Un aspetto problematico è costituito dal prezzo. Negli Stati Uniti questi farmaci sono partiti con un prezzo di 80/90 mila euro l’anno, da noi si arriverà forse ad un terzo di questa cifra, cioè intorno ai 20/30 mila euro, perché nella prima fase le aziende farmaceutiche devono recuperare i costi degli studi che sono molto alti. Ma dopo questa fase è possibile che i prezzi calino ancora molto perché questi farmaci non sono costosi da sintetizzare e la materia prima costa poco. Se usciranno diversi di questi farmaci, ci sarà competizione e se ci saranno tanti pazienti, è prevedibile che questo accada. Se lo stesso farmaco fosse stato sviluppato per lo scompenso cardiaco e non per la cardiomiopatia ipertrofica lo stesso farmaco oggi costerebbe meno di cento euro al mese. Sicuramente se le indicazioni saranno confermate questo farmaco potrebbe diventare un farmaco standard per i pazienti con Cardiomiopatia ipertrofica.
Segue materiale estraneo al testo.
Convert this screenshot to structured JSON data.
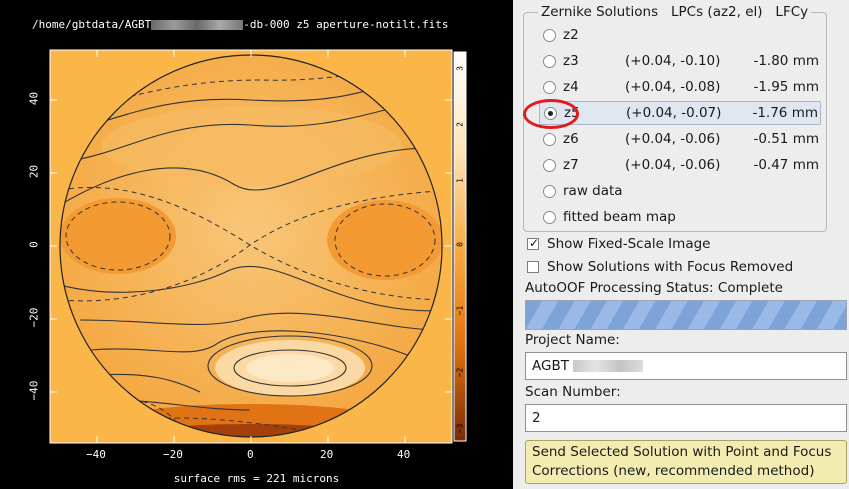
{
  "plot": {
    "title_prefix": "/home/gbtdata/AGBT",
    "title_suffix": "-db-000 z5 aperture-notilt.fits",
    "footer": "surface rms = 221 microns",
    "x_ticks": [
      "−40",
      "−20",
      "0",
      "20",
      "40"
    ],
    "y_ticks": [
      "40",
      "20",
      "0",
      "−20",
      "−40"
    ],
    "colorbar_ticks": [
      "3",
      "2",
      "1",
      "0",
      "−1",
      "−2",
      "−3"
    ],
    "colors": {
      "background": "#000000",
      "surface": "#f6a43a",
      "plot_area": "#fbb64a"
    }
  },
  "zernike": {
    "header": "Zernike Solutions   LPCs (az2, el)   LFCy",
    "selected": "z5",
    "rows": [
      {
        "name": "z2",
        "lpc": "",
        "lfcy": ""
      },
      {
        "name": "z3",
        "lpc": "(+0.04, -0.10)",
        "lfcy": "-1.80 mm"
      },
      {
        "name": "z4",
        "lpc": "(+0.04, -0.08)",
        "lfcy": "-1.95 mm"
      },
      {
        "name": "z5",
        "lpc": "(+0.04, -0.07)",
        "lfcy": "-1.76 mm"
      },
      {
        "name": "z6",
        "lpc": "(+0.04, -0.06)",
        "lfcy": "-0.51 mm"
      },
      {
        "name": "z7",
        "lpc": "(+0.04, -0.06)",
        "lfcy": "-0.47 mm"
      },
      {
        "name": "raw data",
        "lpc": "",
        "lfcy": ""
      },
      {
        "name": "fitted beam map",
        "lpc": "",
        "lfcy": ""
      }
    ]
  },
  "options": {
    "fixed_scale_label": "Show Fixed-Scale Image",
    "fixed_scale_checked": true,
    "focus_removed_label": "Show Solutions with Focus Removed",
    "focus_removed_checked": false
  },
  "status": {
    "label": "AutoOOF Processing Status: Complete",
    "progress_fraction": 1.0
  },
  "project": {
    "label": "Project Name:",
    "value_prefix": "AGBT"
  },
  "scan": {
    "label": "Scan Number:",
    "value": "2"
  },
  "send_button": {
    "line1": "Send Selected Solution with Point and Focus",
    "line2": "Corrections (new, recommended method)"
  }
}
A quel punto con milioni di pazienti che potrebbero usarlo, il prezzo potrebbe avvicinarsi a quello dei comuni farmaci dello scompenso.
C’è altro da aggiungere per dare ai pazienti un’informazione corretta riguardo a questi farmaci?
Dare un’informazione corretta è molto importante. La prima cosa da capire è che ricevere la diagnosi di cardiomiopatia non vuol dire automaticamente aver accesso al farmaco perché il farmaco ha delle indicazioni molto precise per i pazienti che hanno le stesse caratteristiche dei pazienti dello studio clinico, cioè pazienti con CMI ostruttiva. E’ importante non creare false aspettative. Il secondo punto è che l’accesso al farmaco consta di un protocollo molto complesso e di un’importante organizzazione che non tutte le strutture sono in grado di garantire, soprattutto in questo momento in cui le strutture sanitarie sono oberate di lavoro e richieste. Ma quanto abbiamo visto finora con le sperimentazioni ci dà grandi speranze.